Subsequent chapters explain the "Competitive Advantage Grid", which is new in this version. Here, the standard analysis of competitive advantage (product leadership vs. customer-focus vs. price/operational excellence - with a new category for disruptive innovation) is cross-referenced to strategies for marketplace differentiation to create a 4 x 4 matrix on which your company can be placed.
The remaining part of the book returns to Moore's familiar themes of the evolution-model of technology-based markets: early-market, chasm, bowling-alley, tornado, main-street. Moore is looking to integrate some of his ideas from the early part of the book into this framework, with a fair degree of success. He closes by discussing business cultures and "culture management", but here the theoretical framework is noticeably weaker. William Bridge's recently re-issued "The Character of Organizations" is a useful complement to what Moore has to say, here.

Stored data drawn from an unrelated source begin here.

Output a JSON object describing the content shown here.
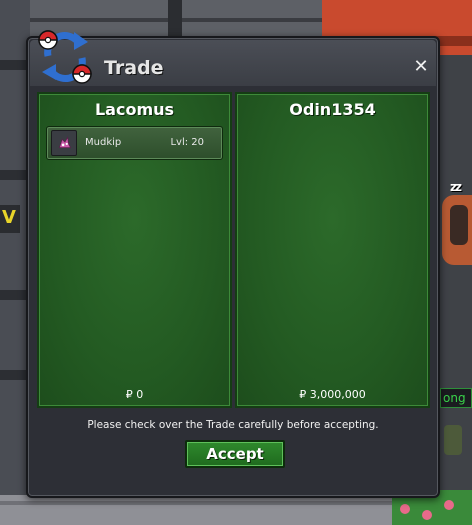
{
  "window": {
    "title": "Trade",
    "close_glyph": "✕",
    "logo_icon": "trade-exchange-icon"
  },
  "panels": [
    {
      "trainer": "Lacomus",
      "items": [
        {
          "icon": "mudkip-icon",
          "name": "Mudkip",
          "level": "Lvl: 20"
        }
      ],
      "money": "₽ 0"
    },
    {
      "trainer": "Odin1354",
      "items": [],
      "money": "₽ 3,000,000"
    }
  ],
  "notice": "Please check over the Trade carefully before accepting.",
  "accept_label": "Accept",
  "background": {
    "status_text": "ong",
    "sleep_text": "zz"
  },
  "colors": {
    "panel_green": "#235a22",
    "button_green": "#2f8a2d",
    "window_dark": "#2d2f36",
    "logo_blue": "#2f6fd0",
    "logo_red": "#d8282a"
  }
}
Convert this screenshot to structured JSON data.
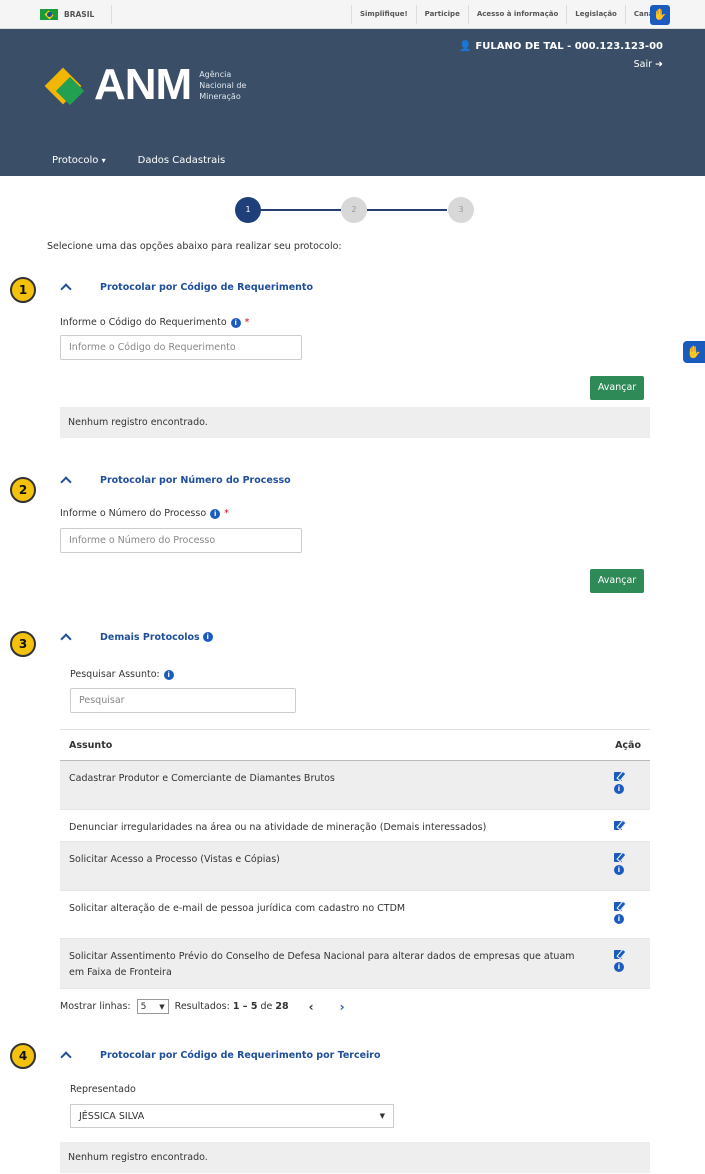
{
  "gov_bar": {
    "country": "BRASIL",
    "links": [
      "Simplifique!",
      "Participe",
      "Acesso à informação",
      "Legislação",
      "Canais"
    ]
  },
  "header": {
    "user": "FULANO DE TAL - 000.123.123-00",
    "logout": "Sair",
    "logo_text": "ANM",
    "logo_sub_1": "Agência",
    "logo_sub_2": "Nacional de",
    "logo_sub_3": "Mineração",
    "menu": [
      "Protocolo",
      "Dados Cadastrais"
    ]
  },
  "steps": [
    "1",
    "2",
    "3"
  ],
  "intro": "Selecione uma das opções abaixo para realizar seu protocolo:",
  "section1": {
    "badge": "1",
    "title": "Protocolar por Código de Requerimento",
    "label": "Informe o Código do Requerimento",
    "placeholder": "Informe o Código do Requerimento",
    "button": "Avançar",
    "empty": "Nenhum registro encontrado."
  },
  "section2": {
    "badge": "2",
    "title": "Protocolar por Número do Processo",
    "label": "Informe o Número do Processo",
    "placeholder": "Informe o Número do Processo",
    "button": "Avançar"
  },
  "section3": {
    "badge": "3",
    "title": "Demais Protocolos",
    "search_label": "Pesquisar Assunto:",
    "search_placeholder": "Pesquisar",
    "col_subject": "Assunto",
    "col_action": "Ação",
    "rows": [
      "Cadastrar Produtor e Comerciante de Diamantes Brutos",
      "Denunciar irregularidades na área ou na atividade de mineração (Demais interessados)",
      "Solicitar Acesso a Processo (Vistas e Cópias)",
      "Solicitar alteração de e-mail de pessoa jurídica com cadastro no CTDM",
      "Solicitar Assentimento Prévio do Conselho de Defesa Nacional para alterar dados de empresas que atuam em Faixa de Fronteira"
    ],
    "pager_label": "Mostrar linhas:",
    "pager_value": "5",
    "results_label": "Resultados:",
    "results_range": "1 – 5",
    "results_of": "de",
    "results_total": "28"
  },
  "section4": {
    "badge": "4",
    "title": "Protocolar por Código de Requerimento por Terceiro",
    "label": "Representado",
    "selected": "JÉSSICA SILVA",
    "empty": "Nenhum registro encontrado."
  }
}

Overall, I think this book has its greatest value as a conceptual framework for strategic marketing and corporate strategy in hi-tech. I have personally found its ideas extraordinarily useful in telecoms. Reviewers of Moore's earlier books have indicated that some non-trivial work has to be done to apply these ideas to concrete cases. Clearly, some of Moore's rather black and white recommendations have to be nuanced in practice, but as an accessible business strategy primer for the 21st century, I would say this book is essential.
While many of these items are similar to the earlier edition, this revised edition goes beyond the internet bubble to address the concerns in any tough economy where the investor perspective becomes increasingly demanding and dominant.
Moore explains that the business in the 21st century is changing requiring investment to incorporate the enabling technology that is becoming increasingly widespread and significant as well as the specialization of work that is becoming necessary to succeed. He also addresses the need for companies to focus on their "core" business functions and take care of the context in other ways, e.g. use of services, outsourcing, and so on.
While Moore has primarily concerned himself with the technology sector, his insights in this book have relevance for all sectors and it remains a classic for helping clarify business strategy and direction.
With change increasing exponentially, we are living in an environment where understanding and dealing with change is increasingly difficult. While Moore's approach towards competition is traditional, he does provide tools for understanding the apparent chaos in today's environment.